Stocks move broadly higher as receding debt fears spur rally
Technology companies helped lift stocks on Wall Street broadly higher Thursday as investors welcomed the end of a standoff in Congress over extending the federal debt ceiling.
The S&P; 500 rose 1% as of 3:01 p.m. Eastern. Roughly 78% of stocks within the benchmark index gained ground. The Dow Jones Industrial Average rose 367 points, or 1.1%, to 34,783 and the tech-heavy Nasdaq rose 1.3%.
Markets in Europe and Asia were also broadly higher.
The market was already in the midst of a days-long bout of volatility when Senate GOP leader Mitch McConnell made an offer Wednesday that would allow an emergency extension of the debt ceiling. Senate Majority Leader Chuck Schumer said Thursday an agreement has been reached with Republicans to extend the government’s borrowing authority into December.
The debt ceiling caps the amount of money the federal government can borrow and it needed to be raised by Oct. 18. Treasury Secretary Janet Yellen had warned that the the nation would likely face a financial crisis and economic recession if Congress failed to do so.
The debt ceiling debate and the potential for an unprecedented federal default is one of many concerns weighing on the market. Those worries sent the benchmark S&P; 500 swinging between daily gains and losses of more than 1% for four days.
Investors received another encouraging piece of news on Thursday after the Labor Department reported that the number of Americans applying for unemployment benefits fell last week for the first time in four weeks. The labor market has been struggling to recover from the pandemic’s initial impact 18 months ago when lockdowns from COVID-19 gutted jobs.

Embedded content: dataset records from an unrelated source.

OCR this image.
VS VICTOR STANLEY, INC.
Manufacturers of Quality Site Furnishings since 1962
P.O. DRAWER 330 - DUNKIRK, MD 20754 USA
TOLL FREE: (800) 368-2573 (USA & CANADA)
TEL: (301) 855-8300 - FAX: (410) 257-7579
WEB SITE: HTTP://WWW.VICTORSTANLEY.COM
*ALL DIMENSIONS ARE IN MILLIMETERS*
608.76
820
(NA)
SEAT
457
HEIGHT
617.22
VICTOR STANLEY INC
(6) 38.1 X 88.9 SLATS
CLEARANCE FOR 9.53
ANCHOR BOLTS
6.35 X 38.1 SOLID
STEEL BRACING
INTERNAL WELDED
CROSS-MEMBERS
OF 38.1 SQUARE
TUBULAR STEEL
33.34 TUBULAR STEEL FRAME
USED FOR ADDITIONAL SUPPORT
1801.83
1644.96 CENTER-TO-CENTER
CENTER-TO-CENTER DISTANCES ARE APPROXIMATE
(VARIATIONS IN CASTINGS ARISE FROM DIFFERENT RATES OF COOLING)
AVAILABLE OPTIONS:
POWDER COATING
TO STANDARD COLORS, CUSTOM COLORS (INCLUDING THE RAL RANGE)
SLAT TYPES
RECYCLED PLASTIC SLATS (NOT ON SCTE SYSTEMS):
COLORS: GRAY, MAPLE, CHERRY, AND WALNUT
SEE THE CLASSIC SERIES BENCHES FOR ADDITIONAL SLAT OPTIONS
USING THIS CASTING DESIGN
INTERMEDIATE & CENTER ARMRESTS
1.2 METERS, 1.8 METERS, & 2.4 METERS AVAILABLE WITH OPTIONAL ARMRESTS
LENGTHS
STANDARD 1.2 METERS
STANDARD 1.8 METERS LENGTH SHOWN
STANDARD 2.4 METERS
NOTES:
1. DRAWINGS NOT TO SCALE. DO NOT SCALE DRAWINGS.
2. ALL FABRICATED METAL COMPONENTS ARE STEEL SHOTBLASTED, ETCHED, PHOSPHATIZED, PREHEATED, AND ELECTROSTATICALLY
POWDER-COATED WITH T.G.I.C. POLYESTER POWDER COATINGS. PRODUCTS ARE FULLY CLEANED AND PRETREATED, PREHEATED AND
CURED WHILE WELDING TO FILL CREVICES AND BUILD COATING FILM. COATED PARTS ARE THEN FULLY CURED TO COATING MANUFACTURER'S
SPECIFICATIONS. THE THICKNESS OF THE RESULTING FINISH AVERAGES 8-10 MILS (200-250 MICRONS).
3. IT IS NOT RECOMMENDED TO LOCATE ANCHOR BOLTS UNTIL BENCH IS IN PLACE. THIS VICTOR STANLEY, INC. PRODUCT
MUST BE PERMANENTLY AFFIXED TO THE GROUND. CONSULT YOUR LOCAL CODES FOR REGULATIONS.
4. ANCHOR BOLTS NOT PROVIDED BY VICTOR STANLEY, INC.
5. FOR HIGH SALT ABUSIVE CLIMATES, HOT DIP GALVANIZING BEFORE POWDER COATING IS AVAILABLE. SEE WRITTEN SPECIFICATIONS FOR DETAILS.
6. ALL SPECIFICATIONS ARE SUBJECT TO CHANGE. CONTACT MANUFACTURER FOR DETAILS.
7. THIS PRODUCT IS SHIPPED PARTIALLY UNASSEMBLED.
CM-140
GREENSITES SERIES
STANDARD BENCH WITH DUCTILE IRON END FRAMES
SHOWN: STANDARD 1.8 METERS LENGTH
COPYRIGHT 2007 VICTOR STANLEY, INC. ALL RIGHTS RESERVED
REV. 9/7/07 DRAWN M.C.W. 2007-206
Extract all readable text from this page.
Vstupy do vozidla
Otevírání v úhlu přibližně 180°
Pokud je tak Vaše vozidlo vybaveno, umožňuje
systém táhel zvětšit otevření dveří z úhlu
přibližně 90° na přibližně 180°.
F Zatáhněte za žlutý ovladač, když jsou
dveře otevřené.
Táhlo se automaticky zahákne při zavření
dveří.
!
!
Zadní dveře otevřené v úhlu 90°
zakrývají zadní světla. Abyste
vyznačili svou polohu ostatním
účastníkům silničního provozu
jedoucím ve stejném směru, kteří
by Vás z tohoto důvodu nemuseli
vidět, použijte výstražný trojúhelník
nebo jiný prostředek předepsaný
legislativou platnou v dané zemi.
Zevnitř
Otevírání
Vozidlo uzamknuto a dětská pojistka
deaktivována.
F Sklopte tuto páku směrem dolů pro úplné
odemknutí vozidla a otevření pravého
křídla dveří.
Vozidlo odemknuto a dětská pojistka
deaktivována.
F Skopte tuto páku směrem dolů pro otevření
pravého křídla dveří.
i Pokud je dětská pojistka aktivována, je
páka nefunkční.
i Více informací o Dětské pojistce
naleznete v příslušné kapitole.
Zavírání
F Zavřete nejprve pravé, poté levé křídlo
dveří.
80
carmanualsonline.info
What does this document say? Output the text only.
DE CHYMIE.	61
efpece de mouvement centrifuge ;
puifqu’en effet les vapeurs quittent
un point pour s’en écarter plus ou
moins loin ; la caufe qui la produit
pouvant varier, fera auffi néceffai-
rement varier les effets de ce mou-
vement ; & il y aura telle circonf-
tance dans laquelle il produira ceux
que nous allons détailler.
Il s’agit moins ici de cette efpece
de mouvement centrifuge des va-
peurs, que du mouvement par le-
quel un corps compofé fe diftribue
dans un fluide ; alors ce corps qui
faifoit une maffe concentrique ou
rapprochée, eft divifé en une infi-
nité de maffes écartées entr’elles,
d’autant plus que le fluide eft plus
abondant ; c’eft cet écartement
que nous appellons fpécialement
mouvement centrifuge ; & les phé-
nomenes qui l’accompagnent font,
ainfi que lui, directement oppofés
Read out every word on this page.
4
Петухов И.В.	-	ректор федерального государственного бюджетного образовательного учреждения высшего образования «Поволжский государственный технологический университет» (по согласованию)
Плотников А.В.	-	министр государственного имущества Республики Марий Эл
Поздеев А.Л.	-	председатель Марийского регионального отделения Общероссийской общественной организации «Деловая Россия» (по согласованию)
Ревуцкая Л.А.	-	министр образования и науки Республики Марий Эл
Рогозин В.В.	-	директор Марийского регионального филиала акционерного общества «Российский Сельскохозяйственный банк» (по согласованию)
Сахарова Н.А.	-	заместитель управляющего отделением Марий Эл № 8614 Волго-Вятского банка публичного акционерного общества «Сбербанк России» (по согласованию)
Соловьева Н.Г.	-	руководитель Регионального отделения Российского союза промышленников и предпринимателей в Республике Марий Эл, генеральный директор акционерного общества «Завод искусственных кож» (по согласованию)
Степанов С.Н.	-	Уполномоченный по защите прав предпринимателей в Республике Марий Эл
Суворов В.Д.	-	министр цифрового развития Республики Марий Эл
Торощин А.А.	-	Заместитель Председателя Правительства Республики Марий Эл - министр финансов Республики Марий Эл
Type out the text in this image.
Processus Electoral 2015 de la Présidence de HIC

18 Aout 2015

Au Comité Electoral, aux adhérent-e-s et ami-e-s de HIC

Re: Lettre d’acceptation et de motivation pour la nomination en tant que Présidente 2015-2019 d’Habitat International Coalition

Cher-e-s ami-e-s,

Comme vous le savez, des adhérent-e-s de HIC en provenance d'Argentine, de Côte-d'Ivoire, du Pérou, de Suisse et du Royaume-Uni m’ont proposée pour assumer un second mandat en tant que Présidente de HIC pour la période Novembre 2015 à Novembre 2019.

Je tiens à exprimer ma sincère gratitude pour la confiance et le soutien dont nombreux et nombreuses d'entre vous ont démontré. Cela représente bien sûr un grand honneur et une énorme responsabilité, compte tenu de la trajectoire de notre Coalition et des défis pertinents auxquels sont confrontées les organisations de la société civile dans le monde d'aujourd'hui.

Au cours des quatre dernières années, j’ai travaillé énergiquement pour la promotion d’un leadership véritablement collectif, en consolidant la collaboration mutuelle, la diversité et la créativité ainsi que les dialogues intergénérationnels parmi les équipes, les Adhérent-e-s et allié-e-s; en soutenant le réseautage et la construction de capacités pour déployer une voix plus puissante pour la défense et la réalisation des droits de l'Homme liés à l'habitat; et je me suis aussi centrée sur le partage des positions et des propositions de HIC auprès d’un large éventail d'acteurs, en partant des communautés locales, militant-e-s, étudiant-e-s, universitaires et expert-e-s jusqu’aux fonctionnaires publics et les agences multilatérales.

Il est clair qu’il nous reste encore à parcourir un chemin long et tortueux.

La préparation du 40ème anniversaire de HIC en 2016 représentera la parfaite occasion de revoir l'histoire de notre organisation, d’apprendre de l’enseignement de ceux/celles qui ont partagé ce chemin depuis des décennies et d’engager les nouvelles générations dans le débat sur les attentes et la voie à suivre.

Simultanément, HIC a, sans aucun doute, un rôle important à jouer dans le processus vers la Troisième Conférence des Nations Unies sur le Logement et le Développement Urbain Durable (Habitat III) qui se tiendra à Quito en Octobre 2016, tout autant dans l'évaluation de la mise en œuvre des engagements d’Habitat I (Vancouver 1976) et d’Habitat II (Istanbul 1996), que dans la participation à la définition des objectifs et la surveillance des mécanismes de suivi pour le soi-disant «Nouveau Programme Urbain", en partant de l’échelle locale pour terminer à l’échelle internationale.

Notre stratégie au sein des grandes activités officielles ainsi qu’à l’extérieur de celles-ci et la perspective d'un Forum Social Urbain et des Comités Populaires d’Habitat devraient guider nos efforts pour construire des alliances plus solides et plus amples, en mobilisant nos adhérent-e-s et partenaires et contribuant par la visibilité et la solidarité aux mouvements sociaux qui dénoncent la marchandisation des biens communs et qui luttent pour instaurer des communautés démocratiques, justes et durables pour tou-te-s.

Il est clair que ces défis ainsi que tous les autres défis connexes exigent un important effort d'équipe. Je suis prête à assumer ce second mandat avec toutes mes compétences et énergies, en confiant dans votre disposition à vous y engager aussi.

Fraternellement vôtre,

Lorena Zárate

Wall Street will get another snapshot of the job market and its recovery Friday when the Labor Department releases its employment report for September. The employment market’s recovery has been closely watched for any clues on how soon the Federal Reserve will ease its unprecedented support for the markets and economy. Inflation also remains a key concern because persistently high inflation could prompt the central bank to start raising interest rates sooner than expected.
Friday’s jobs report will likely have little impact on the Fed’s plan to start trimming its bond buying and on its timeline to start raising interest rates, said Jason Pride, chief investment officer of private wealth at Glenmede. He said that a lot of the mismatch between a slowdown in employment growth and a rise in job openings is circumstantial, such as people holding off on a return to the workforce to take care of family or learning new skills to find different jobs.
“I don’t think there’s anything that the Fed does with movement in interest rates or bond buying that will change people’s decision as to when they get back to the workforce,” he said. “It’s time to start taking the foot off of the pedal.”
Wall Street could see less volatility once the Fed actually starts trimming its bond purchases, he said, because “people will get comfortable with the pace and they’ll see the markets and economy can handle it.”
Bond yields rose. The yield on the 10-year Treasury rose to 1.57% from 1.52% late Wednesday.
COVID-19 continues to hamper the economic recovery following a surge of cases over the summer. Consumer spending and job growth was stunted and supply chain problems crimped operations in a wide range of industries.
More positive news on fighting off future spikes of the virus came from Pfizer on Thursday. It asked U.S. regulators to allow use of its COVID-19 vaccine in children ages 5 to 11. The drug developer’s stock rose 1.8%.